Ainsi nous cherchons tous. Mais si l’on nous demandait : que cherches-tu, qu’attends-tu de la vie ? Peu, très peu d’entre nous sauraient répondre. C’est pourquoi la plupart ne trouvent à exprimer que des souhaits apparemment « matérialistes ». Or, on n’aime guère être traité de matérialiste. On sent bien qu’on est autre chose, — enfin, qu’on n’est pas seulement cela… Mais on ne sait pas le dire, on reste dans le vague, un peu honteux… C’est très bien de condamner, avec tous les pasteurs et les curés, le « matérialisme envahissant ». Mais comment faire pour y échapper ? Nous avons un corps à nourrir, et des instincts à satisfaire. Et c’est le fameux progrès de la civilisation qui multiplie sans relâche autour de nous les objets matériels, les appareils luisants et les machines fascinantes, qui deviennent aussitôt nécessaires à notre bonheur… Peut-on se forcer à n’avoir pas envie de toutes ces choses ?

Je vous raconterai donc l’histoire de la baleine, une vieille histoire de la Russie mystique, que m’a confiée un écrivain de l’émigration. (Il se nourrit souvent de morceaux de pain sec, dans une chambre de bonne, à Paris.)

Histoire de la baleine

Il y avait une fois une grande baleine que les habitants du village avaient prise vivante, et qu’ils aimaient beaucoup. Elle avait faim. Ils lui apportèrent tout ce qu’ils pouvaient trouver, elle mangea tout, et dit qu’elle avait encore faim. N’ayant plus rien à lui donner, ils la transportèrent dans une ville voisine, beaucoup plus riche. Là, sur la place publique, on lui apporta des quantités énormes de nourriture, elle mangea tout, et dit qu’elle avait encore faim, aussi grand faim qu’avant et encore plus. Les gens voulaient la garder en vie, ils aimaient leur baleine, mais ils ne savaient plus comment la satisfaire. À la fin, ils lui demandèrent : qu’as-tu ? Elle dit : j’ai faim. Ils lui dirent : nous t’avons donné toute la nourriture du pays. Elle dit : quand vous m’aurez donné cent fois et mille fois plus, j’aurai encore faim. Ils lui dirent alors : mais enfin, que veux-tu donc ? Et la baleine répondit : Je veux Dieu !

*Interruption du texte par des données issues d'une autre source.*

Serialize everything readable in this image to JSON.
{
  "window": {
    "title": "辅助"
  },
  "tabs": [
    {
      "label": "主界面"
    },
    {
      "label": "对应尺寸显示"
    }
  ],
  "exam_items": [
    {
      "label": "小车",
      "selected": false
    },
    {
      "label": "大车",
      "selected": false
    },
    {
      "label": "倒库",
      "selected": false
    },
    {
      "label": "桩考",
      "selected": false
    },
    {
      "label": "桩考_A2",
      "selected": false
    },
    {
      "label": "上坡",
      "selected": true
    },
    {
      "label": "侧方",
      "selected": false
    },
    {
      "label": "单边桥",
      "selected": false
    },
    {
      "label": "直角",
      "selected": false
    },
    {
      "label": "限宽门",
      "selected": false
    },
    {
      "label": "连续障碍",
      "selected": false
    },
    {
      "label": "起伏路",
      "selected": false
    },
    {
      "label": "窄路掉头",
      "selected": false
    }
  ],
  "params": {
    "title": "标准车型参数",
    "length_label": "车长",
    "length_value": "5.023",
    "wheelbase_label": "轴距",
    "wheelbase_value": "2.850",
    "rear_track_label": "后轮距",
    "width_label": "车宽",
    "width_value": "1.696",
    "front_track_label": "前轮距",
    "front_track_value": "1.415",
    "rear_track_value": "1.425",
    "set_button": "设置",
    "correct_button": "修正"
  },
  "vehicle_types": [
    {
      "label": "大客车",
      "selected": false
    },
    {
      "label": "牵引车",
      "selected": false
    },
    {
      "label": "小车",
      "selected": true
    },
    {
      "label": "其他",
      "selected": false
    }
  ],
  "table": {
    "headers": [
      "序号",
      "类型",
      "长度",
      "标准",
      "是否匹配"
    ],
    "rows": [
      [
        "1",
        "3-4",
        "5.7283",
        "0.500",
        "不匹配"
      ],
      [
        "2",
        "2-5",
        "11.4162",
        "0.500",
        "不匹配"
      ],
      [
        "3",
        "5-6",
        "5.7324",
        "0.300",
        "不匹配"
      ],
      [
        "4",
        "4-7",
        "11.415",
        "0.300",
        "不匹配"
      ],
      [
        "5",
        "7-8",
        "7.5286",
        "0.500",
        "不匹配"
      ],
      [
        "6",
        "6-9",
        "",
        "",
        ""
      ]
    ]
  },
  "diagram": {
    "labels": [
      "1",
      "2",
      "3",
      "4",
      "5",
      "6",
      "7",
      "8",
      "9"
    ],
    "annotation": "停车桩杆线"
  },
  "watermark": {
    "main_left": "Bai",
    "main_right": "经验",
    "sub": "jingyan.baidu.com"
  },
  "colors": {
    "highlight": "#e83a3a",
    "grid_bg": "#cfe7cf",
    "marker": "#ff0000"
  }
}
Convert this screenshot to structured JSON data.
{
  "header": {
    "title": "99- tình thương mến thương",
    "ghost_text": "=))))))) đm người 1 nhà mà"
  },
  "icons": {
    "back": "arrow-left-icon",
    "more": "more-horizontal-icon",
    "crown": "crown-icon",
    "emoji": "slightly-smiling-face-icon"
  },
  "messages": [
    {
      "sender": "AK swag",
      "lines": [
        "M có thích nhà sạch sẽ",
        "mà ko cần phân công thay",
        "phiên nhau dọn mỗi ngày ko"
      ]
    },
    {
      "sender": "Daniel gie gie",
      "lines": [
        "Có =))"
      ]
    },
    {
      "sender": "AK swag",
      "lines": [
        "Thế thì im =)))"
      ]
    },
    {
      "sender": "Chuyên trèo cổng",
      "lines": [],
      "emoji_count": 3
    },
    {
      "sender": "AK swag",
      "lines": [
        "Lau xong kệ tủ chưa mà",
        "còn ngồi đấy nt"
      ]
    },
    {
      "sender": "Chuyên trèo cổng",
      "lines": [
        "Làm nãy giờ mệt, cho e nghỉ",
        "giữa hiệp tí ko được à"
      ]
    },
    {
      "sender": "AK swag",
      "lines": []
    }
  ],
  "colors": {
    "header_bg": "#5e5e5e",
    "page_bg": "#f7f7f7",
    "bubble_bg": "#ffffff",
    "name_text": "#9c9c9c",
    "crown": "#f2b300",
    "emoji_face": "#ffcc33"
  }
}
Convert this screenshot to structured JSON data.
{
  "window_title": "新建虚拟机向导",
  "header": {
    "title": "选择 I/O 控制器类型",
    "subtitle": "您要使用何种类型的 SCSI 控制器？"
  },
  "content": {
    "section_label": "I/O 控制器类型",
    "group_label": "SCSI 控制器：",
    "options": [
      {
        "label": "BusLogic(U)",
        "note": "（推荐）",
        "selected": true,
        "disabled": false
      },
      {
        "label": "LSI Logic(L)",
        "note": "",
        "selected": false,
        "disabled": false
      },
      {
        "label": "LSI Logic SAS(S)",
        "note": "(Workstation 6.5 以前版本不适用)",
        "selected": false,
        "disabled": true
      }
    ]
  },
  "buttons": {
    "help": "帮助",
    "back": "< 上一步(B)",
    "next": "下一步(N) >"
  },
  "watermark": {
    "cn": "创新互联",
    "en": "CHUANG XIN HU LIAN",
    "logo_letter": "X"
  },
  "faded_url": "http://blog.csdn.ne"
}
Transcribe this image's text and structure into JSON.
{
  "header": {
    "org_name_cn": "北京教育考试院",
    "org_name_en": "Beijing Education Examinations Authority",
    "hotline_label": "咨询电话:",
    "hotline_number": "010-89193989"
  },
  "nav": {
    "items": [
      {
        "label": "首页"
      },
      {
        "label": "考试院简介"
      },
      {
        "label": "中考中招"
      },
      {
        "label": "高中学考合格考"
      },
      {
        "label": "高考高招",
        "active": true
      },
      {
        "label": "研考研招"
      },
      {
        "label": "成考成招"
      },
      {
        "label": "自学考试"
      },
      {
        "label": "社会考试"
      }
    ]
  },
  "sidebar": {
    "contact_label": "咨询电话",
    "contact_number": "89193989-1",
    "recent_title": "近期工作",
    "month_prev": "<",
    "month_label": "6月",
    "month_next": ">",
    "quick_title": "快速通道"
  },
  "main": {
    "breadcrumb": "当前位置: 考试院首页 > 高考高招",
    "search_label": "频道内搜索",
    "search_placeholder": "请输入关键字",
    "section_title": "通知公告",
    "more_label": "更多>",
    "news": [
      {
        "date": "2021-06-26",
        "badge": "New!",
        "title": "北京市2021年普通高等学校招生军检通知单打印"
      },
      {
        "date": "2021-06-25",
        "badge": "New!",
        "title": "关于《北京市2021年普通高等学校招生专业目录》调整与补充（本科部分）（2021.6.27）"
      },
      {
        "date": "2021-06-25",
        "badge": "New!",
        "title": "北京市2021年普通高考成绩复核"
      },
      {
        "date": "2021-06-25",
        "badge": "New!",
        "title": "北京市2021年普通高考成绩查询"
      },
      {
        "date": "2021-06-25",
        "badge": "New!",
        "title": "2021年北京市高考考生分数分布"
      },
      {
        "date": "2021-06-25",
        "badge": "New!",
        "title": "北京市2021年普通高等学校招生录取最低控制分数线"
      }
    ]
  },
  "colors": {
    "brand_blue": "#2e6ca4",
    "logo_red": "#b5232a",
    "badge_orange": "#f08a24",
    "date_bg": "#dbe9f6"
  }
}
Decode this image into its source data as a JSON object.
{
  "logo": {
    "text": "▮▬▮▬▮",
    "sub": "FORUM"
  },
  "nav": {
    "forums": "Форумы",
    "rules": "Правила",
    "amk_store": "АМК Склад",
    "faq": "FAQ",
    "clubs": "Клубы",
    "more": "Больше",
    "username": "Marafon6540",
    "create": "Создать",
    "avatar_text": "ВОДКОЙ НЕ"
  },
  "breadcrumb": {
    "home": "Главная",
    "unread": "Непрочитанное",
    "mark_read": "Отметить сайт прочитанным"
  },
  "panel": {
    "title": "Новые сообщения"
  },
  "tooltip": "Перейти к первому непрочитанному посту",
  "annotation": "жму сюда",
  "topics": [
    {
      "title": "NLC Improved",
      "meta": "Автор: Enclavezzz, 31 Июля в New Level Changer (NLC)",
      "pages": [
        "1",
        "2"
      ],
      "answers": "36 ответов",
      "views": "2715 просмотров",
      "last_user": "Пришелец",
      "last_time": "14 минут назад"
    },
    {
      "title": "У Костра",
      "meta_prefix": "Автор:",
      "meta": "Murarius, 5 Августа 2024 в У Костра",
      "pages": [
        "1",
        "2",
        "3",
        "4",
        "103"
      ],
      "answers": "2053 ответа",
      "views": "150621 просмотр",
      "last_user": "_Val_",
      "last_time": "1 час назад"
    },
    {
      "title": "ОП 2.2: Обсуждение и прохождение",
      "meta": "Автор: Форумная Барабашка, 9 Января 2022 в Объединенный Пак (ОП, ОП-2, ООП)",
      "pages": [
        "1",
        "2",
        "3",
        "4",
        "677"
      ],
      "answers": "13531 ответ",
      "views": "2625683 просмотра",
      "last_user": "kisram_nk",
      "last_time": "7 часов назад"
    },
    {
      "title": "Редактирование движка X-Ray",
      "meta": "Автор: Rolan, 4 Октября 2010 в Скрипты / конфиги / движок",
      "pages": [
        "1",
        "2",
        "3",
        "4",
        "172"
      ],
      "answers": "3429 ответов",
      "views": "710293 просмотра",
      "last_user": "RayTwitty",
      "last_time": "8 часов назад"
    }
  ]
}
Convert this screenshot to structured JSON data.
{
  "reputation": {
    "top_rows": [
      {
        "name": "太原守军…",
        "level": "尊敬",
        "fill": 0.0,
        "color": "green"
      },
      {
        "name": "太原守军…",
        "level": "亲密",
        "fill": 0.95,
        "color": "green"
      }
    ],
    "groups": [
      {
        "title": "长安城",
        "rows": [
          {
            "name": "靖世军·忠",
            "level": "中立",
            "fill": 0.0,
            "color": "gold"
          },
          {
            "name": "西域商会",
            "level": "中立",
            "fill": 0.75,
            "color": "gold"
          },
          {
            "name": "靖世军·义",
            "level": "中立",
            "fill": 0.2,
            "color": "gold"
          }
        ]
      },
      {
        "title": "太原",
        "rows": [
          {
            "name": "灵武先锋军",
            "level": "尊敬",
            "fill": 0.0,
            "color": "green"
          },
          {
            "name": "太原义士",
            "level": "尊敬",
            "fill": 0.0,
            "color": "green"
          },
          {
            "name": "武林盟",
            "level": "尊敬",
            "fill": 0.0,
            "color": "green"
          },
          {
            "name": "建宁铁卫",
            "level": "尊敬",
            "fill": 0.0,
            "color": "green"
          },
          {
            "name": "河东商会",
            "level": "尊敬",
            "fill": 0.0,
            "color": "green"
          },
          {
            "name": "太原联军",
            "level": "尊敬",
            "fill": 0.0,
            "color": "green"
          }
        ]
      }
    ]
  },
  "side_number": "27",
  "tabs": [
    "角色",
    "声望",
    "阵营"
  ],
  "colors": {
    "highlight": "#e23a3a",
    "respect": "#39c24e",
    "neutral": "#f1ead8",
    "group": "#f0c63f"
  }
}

Cette légende marque le but extrême de toute la recherche des hommes, de leurs vœux et de leurs désirs. La baleine voulait l’absolu, la réponse globale et finale. Elle voulait quelque chose qui fût au-delà de toute satisfaction partielle, précise, concrète : au-delà de tout ce qu’on peut avoir ou même savoir ; au-delà même de notre angoisse fondamentale devant la vie, le monde et l’inconnu. Et c’est pourquoi sa faim était inextinguible.

Cette baleine est très russe, évidemment. Elle ne connaît aucune mesure. Elle veut tout et le reste, comme on dit. Mais elle a beaucoup à nous dire, à nous les hommes, et spécialement à nous les Suisses.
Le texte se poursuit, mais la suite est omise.